Aside from Daily powers, a fighter who spends hit dice or healing surges to recover
is operating at full capacity for the duration of the second fight.
Everything that happened to them as a result of the first fight is wiped clean. It doesn't matter whether they were literally one good hit away from unconsciousness, because five minutes (or an hour) later, they may as well have been resting in Tahiti for three months. And that completely trivializes the fact that they were hit in the first place. Once those HP are back, the fact that they were ever gone is entirely irrelevant. (It might theoretically matter around the fourth fight of the same day, or the next morning after six fights in one day, but it's entirely irrelevant
now; and it will only ever become relevant for five minutes at the end of the day.)
The fundamental problem underlying this whole debate is that it's all-or-nothing. Each edition only has one set of rules for healing, without regard for the circumstances in which the HP were lost. If (for the sake of argument) we take for granted that HP totals include both physical toughness, as well as fatigue and other factors; then a rule that makes sense in the context of a physical hit does not make sense in the context of a near miss, and vice versa.
The only way to make sense of the unified healing rules it is to go with one extreme or the other - either every hit is physical or none of them are.
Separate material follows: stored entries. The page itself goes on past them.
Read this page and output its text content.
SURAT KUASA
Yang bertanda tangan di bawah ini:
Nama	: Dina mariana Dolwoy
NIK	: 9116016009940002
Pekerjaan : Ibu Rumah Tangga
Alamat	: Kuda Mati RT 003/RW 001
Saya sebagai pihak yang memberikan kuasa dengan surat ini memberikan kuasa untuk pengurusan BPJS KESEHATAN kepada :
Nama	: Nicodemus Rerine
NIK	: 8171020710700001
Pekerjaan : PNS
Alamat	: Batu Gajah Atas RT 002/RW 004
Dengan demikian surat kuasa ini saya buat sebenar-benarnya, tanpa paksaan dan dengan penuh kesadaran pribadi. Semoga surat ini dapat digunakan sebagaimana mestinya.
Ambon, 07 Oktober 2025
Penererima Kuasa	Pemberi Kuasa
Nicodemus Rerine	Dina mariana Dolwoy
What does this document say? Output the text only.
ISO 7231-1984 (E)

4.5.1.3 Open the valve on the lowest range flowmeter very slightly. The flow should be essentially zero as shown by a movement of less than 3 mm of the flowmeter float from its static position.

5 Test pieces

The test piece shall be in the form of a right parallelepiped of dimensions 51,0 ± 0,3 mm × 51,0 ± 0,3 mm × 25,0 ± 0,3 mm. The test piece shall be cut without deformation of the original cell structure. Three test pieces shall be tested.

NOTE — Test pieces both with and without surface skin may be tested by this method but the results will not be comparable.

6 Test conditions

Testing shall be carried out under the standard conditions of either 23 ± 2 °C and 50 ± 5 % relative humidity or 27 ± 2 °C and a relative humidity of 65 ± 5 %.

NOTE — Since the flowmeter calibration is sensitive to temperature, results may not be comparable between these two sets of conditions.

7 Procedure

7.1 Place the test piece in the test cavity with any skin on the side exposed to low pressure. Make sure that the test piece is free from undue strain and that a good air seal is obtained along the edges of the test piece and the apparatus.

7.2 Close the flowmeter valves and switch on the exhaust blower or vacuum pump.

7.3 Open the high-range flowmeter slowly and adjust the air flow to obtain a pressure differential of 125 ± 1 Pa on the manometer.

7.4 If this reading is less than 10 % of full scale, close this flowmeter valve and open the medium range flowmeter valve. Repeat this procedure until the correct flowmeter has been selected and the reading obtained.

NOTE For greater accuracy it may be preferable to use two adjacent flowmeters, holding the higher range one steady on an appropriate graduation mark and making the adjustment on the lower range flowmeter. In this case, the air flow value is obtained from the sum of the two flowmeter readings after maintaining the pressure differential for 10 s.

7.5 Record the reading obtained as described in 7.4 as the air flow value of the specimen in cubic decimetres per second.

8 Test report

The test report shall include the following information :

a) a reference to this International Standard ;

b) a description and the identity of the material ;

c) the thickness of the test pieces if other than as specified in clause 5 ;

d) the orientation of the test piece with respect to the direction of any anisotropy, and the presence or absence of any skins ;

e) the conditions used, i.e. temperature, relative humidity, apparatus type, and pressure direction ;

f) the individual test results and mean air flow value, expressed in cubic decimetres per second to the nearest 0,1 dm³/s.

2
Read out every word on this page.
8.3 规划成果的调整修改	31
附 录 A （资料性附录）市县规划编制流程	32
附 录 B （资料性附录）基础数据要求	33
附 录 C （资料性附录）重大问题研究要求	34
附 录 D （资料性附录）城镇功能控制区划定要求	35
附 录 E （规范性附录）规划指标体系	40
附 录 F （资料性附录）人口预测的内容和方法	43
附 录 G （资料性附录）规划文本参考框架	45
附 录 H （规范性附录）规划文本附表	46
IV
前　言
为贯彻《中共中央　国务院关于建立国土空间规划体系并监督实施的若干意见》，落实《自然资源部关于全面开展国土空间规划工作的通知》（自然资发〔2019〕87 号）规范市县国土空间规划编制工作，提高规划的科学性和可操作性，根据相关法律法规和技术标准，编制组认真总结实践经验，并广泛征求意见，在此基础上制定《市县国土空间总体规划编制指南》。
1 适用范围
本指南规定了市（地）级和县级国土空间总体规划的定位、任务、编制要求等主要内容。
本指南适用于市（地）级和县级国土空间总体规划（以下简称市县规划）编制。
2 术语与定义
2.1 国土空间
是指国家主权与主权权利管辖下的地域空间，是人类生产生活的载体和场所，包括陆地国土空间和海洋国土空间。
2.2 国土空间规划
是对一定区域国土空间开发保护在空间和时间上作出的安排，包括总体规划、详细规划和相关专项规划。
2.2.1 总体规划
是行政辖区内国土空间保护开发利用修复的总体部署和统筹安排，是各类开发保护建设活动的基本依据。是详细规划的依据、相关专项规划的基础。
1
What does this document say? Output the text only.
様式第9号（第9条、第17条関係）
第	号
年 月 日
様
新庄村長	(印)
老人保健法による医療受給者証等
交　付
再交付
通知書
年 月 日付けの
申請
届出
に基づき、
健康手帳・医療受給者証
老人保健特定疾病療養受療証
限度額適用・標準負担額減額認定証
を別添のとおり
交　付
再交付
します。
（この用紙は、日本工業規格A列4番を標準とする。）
Either a tough-enough warrior can take quite a number of substantive physical hits before falling, or nobody can stay up through
any number of substantive physical hits regardless of how tough they're supposed to be.
And while it's possible to have a serious world where a number of specific heroes are effectively Made of Iron, it is not really possible to take a world seriously when every single person living there is Made of Plasticine.